Gregg Hurwitz is the New York Times #1 internationally bestselling author of 23 thrillers including the ORPHAN X series. His novels have won numerous literary awards and have been published in 33 languages. Gregg currently serves as the Co-President of International Thriller Writers (ITW). Additionally, he’s written poetry, screenplays and television scripts for many of the major studios and networks, comics for AWA, DC, and Marvel, and political and culture pieces for The Wall Street Journal, The Guardian, The Bulwark and others. Gregg lives with his Rhodesian ridgebacks in Los Angeles, where he continues to play soccer, frequently injuring himself.
Q. Dark Horse is the seventh installment in your Orphan X series. What’s Evan Smoak up against in this latest?
Gregg: As the Nowhere Man, Evan has pledged to help the truly desperate, those with nowhere to turn. This time the man at the other end of the phone is a “creative businessman” with many extralegal ventures and motives and a code as dark and complicated as Evan himself. His daughter has been taken by a vicious rival cartel leader. The question is: Is a bad man worth helping for a good cause?
Q. How has Evan evolved over the series? Do you think of him differently than you did when you wrote book 1?
Gregg: Orphan X, the opener in the series, finds Evan breaking every one of the assassin’s Ten Commandments handed down to him from his father figure and handler. For the first time, we saw Evan thawing out of the black and white code that defined him, seeking to embrace the gray as well as the complexities of everyday people. Intimacy is a language he doesn’t speak. But over the life of the series he’s learned to interact with others in the real world to a great extent—Mia, Peter, Joey, and those he helps who draw out his humanity a bit at a time. In Dark Horse, he’s going to find himself challenged in a whole different way.
Q. You’ve said elsewhere that Carl Jung and the hero myth have inspired your thrillers. What do you mean by that?

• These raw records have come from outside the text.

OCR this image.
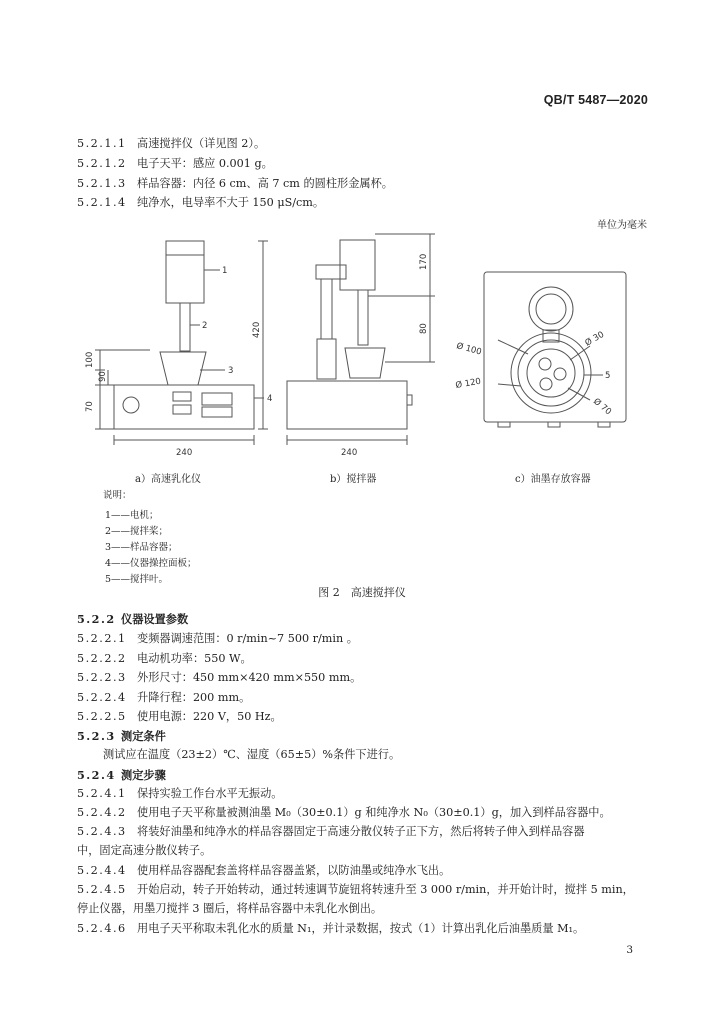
QB/T 5487—2020
5.2.1.1 高速搅拌仪（详见图 2）。
5.2.1.2 电子天平：感应 0.001 g。
5.2.1.3 样品容器：内径 6 cm、高 7 cm 的圆柱形金属杯。
5.2.1.4 纯净水，电导率不大于 150 μS/cm。
单位为毫米
1
2
3
4
5
240
420
100
90
70
240
170
80
Ø 100
Ø 120
Ø 30
Ø 70
a）高速乳化仪	b）搅拌器	c）油墨存放容器
说明：
1——电机；
2——搅拌桨；
3——样品容器；
4——仪器操控面板；
5——搅拌叶。
图 2　高速搅拌仪
5.2.2 仪器设置参数
5.2.2.1 变频器调速范围：0 r/min~7 500 r/min 。
5.2.2.2 电动机功率：550 W。
5.2.2.3 外形尺寸：450 mm×420 mm×550 mm。
5.2.2.4 升降行程：200 mm。
5.2.2.5 使用电源：220 V，50 Hz。
5.2.3 测定条件
测试应在温度（23±2）℃、湿度（65±5）%条件下进行。
5.2.4 测定步骤
5.2.4.1 保持实验工作台水平无振动。
5.2.4.2 使用电子天平称量被测油墨 M₀（30±0.1）g 和纯净水 N₀（30±0.1）g，加入到样品容器中。
5.2.4.3 将装好油墨和纯净水的样品容器固定于高速分散仪转子正下方，然后将转子伸入到样品容器
中，固定高速分散仪转子。
5.2.4.4 使用样品容器配套盖将样品容器盖紧，以防油墨或纯净水飞出。
5.2.4.5 开始启动，转子开始转动，通过转速调节旋钮将转速升至 3 000 r/min，并开始计时，搅拌 5 min，
停止仪器，用墨刀搅拌 3 圈后，将样品容器中未乳化水倒出。
5.2.4.6 用电子天平称取未乳化水的质量 N₁，并计录数据，按式（1）计算出乳化后油墨质量 M₁。
3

Gregg: Striving to integrate darkness and light, to venture into the unknown, to face threat to find opportunity, to discover what must be sacrificed for the truth—these are all key components of the hero myth. They are also key components of this story I’m telling about a scrawny twelve-year-old kid, considered worthless and expendable by society, who was pulled out of a foster home by someone who saw greatness in him and lit the way for his adventure.
Q. You’ve successfully made a huge transition into writing for film, most recently with Sweet Girl starring Jason Momoa. What do you enjoy most (and least) about writing for the screen?
Most: collaborating when it’s going well.
Least: collaborating when it’s not going well.
Q. What are you working on now?
Gregg: The next Orphan X (ssssh!). My next screenplay (Sabine, with Screen Gems). My first original comic (Knighted with AWA). Producing for film my everyman thriller books with Scott Frank and Paramount+ (Do No Harm, The Crime Writer, Trust No One, They’re Watching, You’re Next, The Survivor, Tell No Lies, Don’t Look Back). Wrangling my three Rhodesian ridgebacks.
Gregg Hurwitz's Latest
Evan Smoak is a man with many identities and a challenging past. As Orphan X, he was a government assassin for the off-the-books Orphan Program. After he broke with the Program, he adopted a new name and a new mission—The Nowhere Man, helping the most desperate in their times of trouble. Having just survived an attack on his life and the complete devastation of his base of operations, as well as his complicated (and deepening) relationship with his neighbor Mia Hall, Evan isn’t interested in taking on a new mission. But one finds him anyway.
Aragon Urrea is a kingpin of a major drug-dealing operation in South Texas. He’s also the patron of the local area—supplying employment in legitimate operations, providing help to the helpless, rough justice to the downtrodden, and a future to a people normally with little hope. He’s complicated—a not completely good man, who does bad things for often good reasons. However, for all his money and power, he is helpless when one of the most vicious cartels kidnaps his innocent eighteen year old daughter, spiriting her away into the armored complex that is their headquarters in Mexico. With no other way to rescue his daughter, he turns to The Nowhere Man.
Now not only must Evan figure out how to get into the impregnable fortress of a heavily armed, deeply paranoid cartel leader, but he must decide if he should help a very bad man—no matter how just the cause.